The monthly Architecture Billings Index (ABI) came in at a score of 53.0 in May, up 2.1 points from April's 50.9, the AIA announced today.
The ABI is a leading economic indicator of construction activity in the U.S., and reflects a nine- to 12-month lead time between architecture billings and construction spending nationally, and regionally, as well as by project type. A score above 50, as seen in May, represents an increase in billings from the previous month, while a score below 50 represents a contraction.
May's positive reading marks the fourth consecutive month of growth in design services since January's marginal decline
. The new project inquiries index—the most reliable indicator of future billings—increased in April, making May's 2.1 gain unsurprising. Continued gains in June can be expected, as the new project inquiries index increased to 62.4 in May, up 2.2 points from April's already healthy score of 60.2.
“The fact that the data surrounding both new project inquiries and design contracts have remained positive every month this year, while reaching their highest scores for the year, is a good indication that both the architecture and construction sectors will remain healthy for the foreseeable future,” said AIA chief economist Kermit Baker, Hon. AIA, in a press release. “This growth hasn’t been an overnight escalation, but rather a steady, stable increase.”
The design contracts portion of the index increased 1.6 points in May, from April's score of 53.2, to a score of 54.8. Both inquiries and design contracts have stayed above the 50-point threshold every month in 2017, a sign that momentum is strong in the market despite fluctuations in pace month to month.
Regional billings, which, unlike the national score, are calculated as a three-month moving average, decreased in two of four regions in May. The Northeast was the only region to fall below the 50-point growth threshold, with a score of 46.5. May is the second month that design services have declined in the Northeast, with this month's reading marking further decline from April's score of 49.5. Billings in the Midwest also posted a decline in May, but stayed above 50 with a score of 50.4, indicating design services increased, albeit at a slower pace than seen in April. Design services maintained their pace in the West, with a positive score of 52.3; the same score posted a month prior. The South was the only region to see an increase in billings month-over-month with a score of 56.1, a 0.8 point gain from April's reading of 55.3.

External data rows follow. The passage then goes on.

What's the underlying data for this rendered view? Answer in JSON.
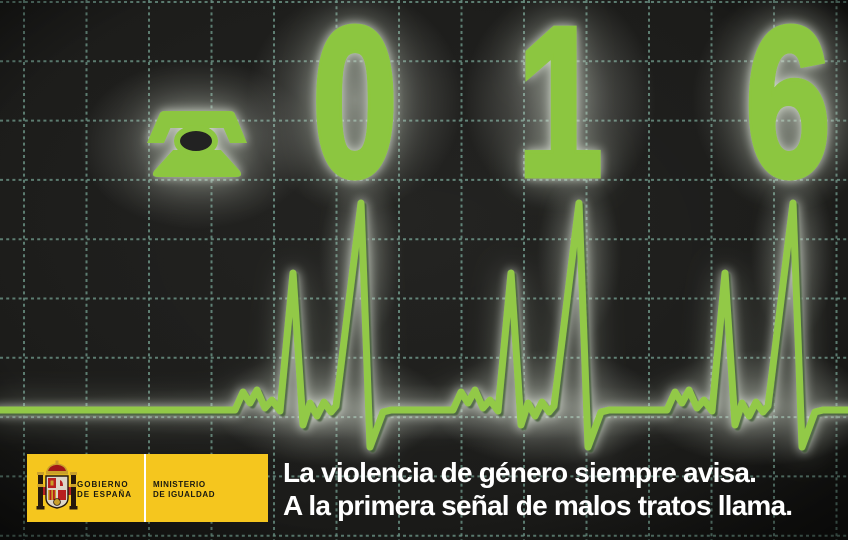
{
  "hotline": {
    "number": "016",
    "digits": [
      "0",
      "1",
      "6"
    ]
  },
  "message": {
    "line1": "La violencia de género siempre avisa.",
    "line2": "A la primera señal de malos tratos llama."
  },
  "logo": {
    "government_line1": "GOBIERNO",
    "government_line2": "DE ESPAÑA",
    "ministry_line1": "MINISTERIO",
    "ministry_line2": "DE IGUALDAD"
  },
  "icons": {
    "phone": "rotary-phone-icon",
    "coat_of_arms": "spain-coat-of-arms-icon"
  },
  "colors": {
    "ecg_green": "#8CC63F",
    "grid_teal": "#6F988A",
    "background": "#1E1E1C",
    "logo_yellow": "#F5C61E",
    "message_white": "#FFFFFF",
    "logo_text": "#181810"
  }
}
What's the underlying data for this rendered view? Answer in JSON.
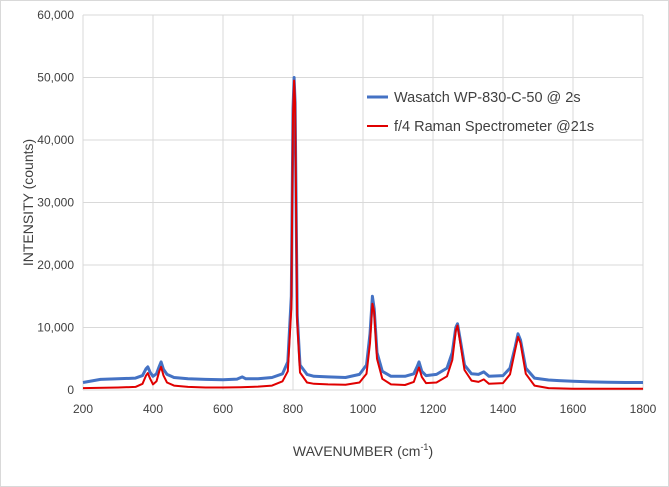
{
  "chart_data": {
    "type": "line",
    "title": "",
    "xlabel_main": "WAVENUMBER (cm",
    "xlabel_sup": "-1",
    "xlabel_end": ")",
    "ylabel": "INTENSITY (counts)",
    "xlim": [
      200,
      1800
    ],
    "ylim": [
      0,
      60000
    ],
    "x_ticks": [
      "200",
      "400",
      "600",
      "800",
      "1000",
      "1200",
      "1400",
      "1600",
      "1800"
    ],
    "y_ticks": [
      "0",
      "10,000",
      "20,000",
      "30,000",
      "40,000",
      "50,000",
      "60,000"
    ],
    "grid": true,
    "legend_position": "top-right",
    "series": [
      {
        "name": "Wasatch WP-830-C-50 @ 2s",
        "color": "#4472c4",
        "points": [
          [
            200,
            1200
          ],
          [
            250,
            1700
          ],
          [
            300,
            1800
          ],
          [
            350,
            1900
          ],
          [
            370,
            2300
          ],
          [
            380,
            3400
          ],
          [
            385,
            3700
          ],
          [
            392,
            2800
          ],
          [
            400,
            2200
          ],
          [
            410,
            2600
          ],
          [
            418,
            3800
          ],
          [
            423,
            4500
          ],
          [
            430,
            3300
          ],
          [
            440,
            2500
          ],
          [
            460,
            2000
          ],
          [
            500,
            1800
          ],
          [
            550,
            1700
          ],
          [
            600,
            1650
          ],
          [
            640,
            1750
          ],
          [
            655,
            2100
          ],
          [
            665,
            1800
          ],
          [
            700,
            1800
          ],
          [
            740,
            2000
          ],
          [
            770,
            2600
          ],
          [
            785,
            4500
          ],
          [
            795,
            15000
          ],
          [
            800,
            45000
          ],
          [
            803,
            50000
          ],
          [
            806,
            46000
          ],
          [
            812,
            12000
          ],
          [
            820,
            4000
          ],
          [
            840,
            2500
          ],
          [
            860,
            2200
          ],
          [
            900,
            2100
          ],
          [
            950,
            2000
          ],
          [
            990,
            2500
          ],
          [
            1010,
            4000
          ],
          [
            1020,
            9000
          ],
          [
            1027,
            15000
          ],
          [
            1032,
            13000
          ],
          [
            1040,
            6000
          ],
          [
            1055,
            3000
          ],
          [
            1080,
            2200
          ],
          [
            1120,
            2200
          ],
          [
            1145,
            2600
          ],
          [
            1155,
            3800
          ],
          [
            1160,
            4500
          ],
          [
            1168,
            3000
          ],
          [
            1180,
            2300
          ],
          [
            1210,
            2500
          ],
          [
            1240,
            3500
          ],
          [
            1255,
            6000
          ],
          [
            1265,
            10000
          ],
          [
            1270,
            10600
          ],
          [
            1278,
            8000
          ],
          [
            1290,
            4000
          ],
          [
            1310,
            2600
          ],
          [
            1330,
            2500
          ],
          [
            1345,
            2900
          ],
          [
            1360,
            2200
          ],
          [
            1400,
            2300
          ],
          [
            1420,
            3500
          ],
          [
            1435,
            7000
          ],
          [
            1443,
            9000
          ],
          [
            1450,
            8000
          ],
          [
            1465,
            3500
          ],
          [
            1490,
            1900
          ],
          [
            1530,
            1600
          ],
          [
            1560,
            1500
          ],
          [
            1600,
            1400
          ],
          [
            1650,
            1300
          ],
          [
            1700,
            1250
          ],
          [
            1750,
            1200
          ],
          [
            1800,
            1200
          ]
        ]
      },
      {
        "name": "f/4 Raman Spectrometer @21s",
        "color": "#e00000",
        "points": [
          [
            200,
            300
          ],
          [
            300,
            400
          ],
          [
            350,
            500
          ],
          [
            370,
            1000
          ],
          [
            380,
            2300
          ],
          [
            385,
            2700
          ],
          [
            392,
            1800
          ],
          [
            400,
            900
          ],
          [
            410,
            1400
          ],
          [
            418,
            3000
          ],
          [
            423,
            3700
          ],
          [
            430,
            2300
          ],
          [
            440,
            1200
          ],
          [
            460,
            700
          ],
          [
            500,
            500
          ],
          [
            550,
            400
          ],
          [
            600,
            400
          ],
          [
            650,
            450
          ],
          [
            700,
            550
          ],
          [
            740,
            700
          ],
          [
            770,
            1400
          ],
          [
            785,
            3000
          ],
          [
            795,
            13000
          ],
          [
            800,
            44000
          ],
          [
            803,
            49500
          ],
          [
            806,
            46000
          ],
          [
            812,
            11000
          ],
          [
            820,
            2800
          ],
          [
            840,
            1200
          ],
          [
            860,
            1000
          ],
          [
            900,
            900
          ],
          [
            950,
            850
          ],
          [
            990,
            1200
          ],
          [
            1010,
            2600
          ],
          [
            1020,
            7500
          ],
          [
            1027,
            13800
          ],
          [
            1032,
            12500
          ],
          [
            1040,
            5000
          ],
          [
            1055,
            1800
          ],
          [
            1080,
            900
          ],
          [
            1120,
            800
          ],
          [
            1145,
            1300
          ],
          [
            1155,
            2900
          ],
          [
            1160,
            3600
          ],
          [
            1168,
            2100
          ],
          [
            1180,
            1100
          ],
          [
            1210,
            1200
          ],
          [
            1240,
            2200
          ],
          [
            1255,
            4800
          ],
          [
            1265,
            9500
          ],
          [
            1270,
            10300
          ],
          [
            1278,
            7500
          ],
          [
            1290,
            3200
          ],
          [
            1310,
            1500
          ],
          [
            1330,
            1300
          ],
          [
            1345,
            1700
          ],
          [
            1360,
            1000
          ],
          [
            1400,
            1100
          ],
          [
            1420,
            2500
          ],
          [
            1435,
            6500
          ],
          [
            1443,
            8500
          ],
          [
            1450,
            7500
          ],
          [
            1465,
            2600
          ],
          [
            1490,
            700
          ],
          [
            1530,
            300
          ],
          [
            1560,
            250
          ],
          [
            1600,
            200
          ],
          [
            1700,
            200
          ],
          [
            1800,
            200
          ]
        ]
      }
    ]
  }
}
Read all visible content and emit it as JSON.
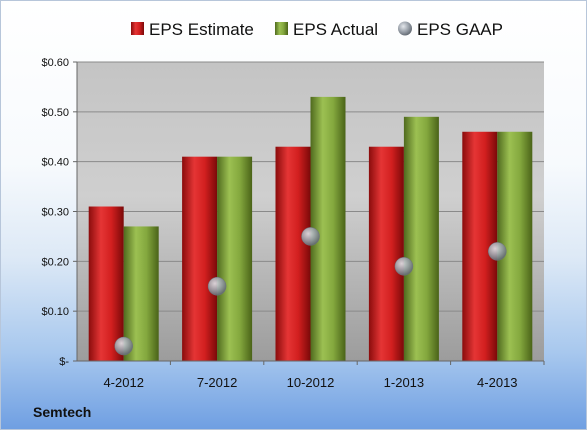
{
  "company": "Semtech",
  "chart_data": {
    "type": "bar",
    "categories": [
      "4-2012",
      "7-2012",
      "10-2012",
      "1-2013",
      "4-2013"
    ],
    "series": [
      {
        "name": "EPS Estimate",
        "type": "bar",
        "color": "#cc1f1f",
        "values": [
          0.31,
          0.41,
          0.43,
          0.43,
          0.46
        ]
      },
      {
        "name": "EPS Actual",
        "type": "bar",
        "color": "#7fa23a",
        "values": [
          0.27,
          0.41,
          0.53,
          0.49,
          0.46
        ]
      },
      {
        "name": "EPS GAAP",
        "type": "scatter",
        "color": "#9aa2ac",
        "values": [
          0.03,
          0.15,
          0.25,
          0.19,
          0.22
        ]
      }
    ],
    "ylim": [
      0,
      0.6
    ],
    "yticks": [
      0,
      0.1,
      0.2,
      0.3,
      0.4,
      0.5,
      0.6
    ],
    "ytick_labels": [
      "$-",
      "$0.10",
      "$0.20",
      "$0.30",
      "$0.40",
      "$0.50",
      "$0.60"
    ],
    "grid": true,
    "legend": "top"
  }
}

All four sectors posted scores above 50 in May, indicating an increase in design services. The mixed practice sector was the only sector to see an increase in pace however, with a 0.7-point gain from April's score of 55.1, to a score of 55.8. May marks the third consecutive month that mixed practice has posted the strongest score of any other sector, with the institutional sector leading during the first two months of 2017. (Results of sectors are also calculated as a three-month moving average.)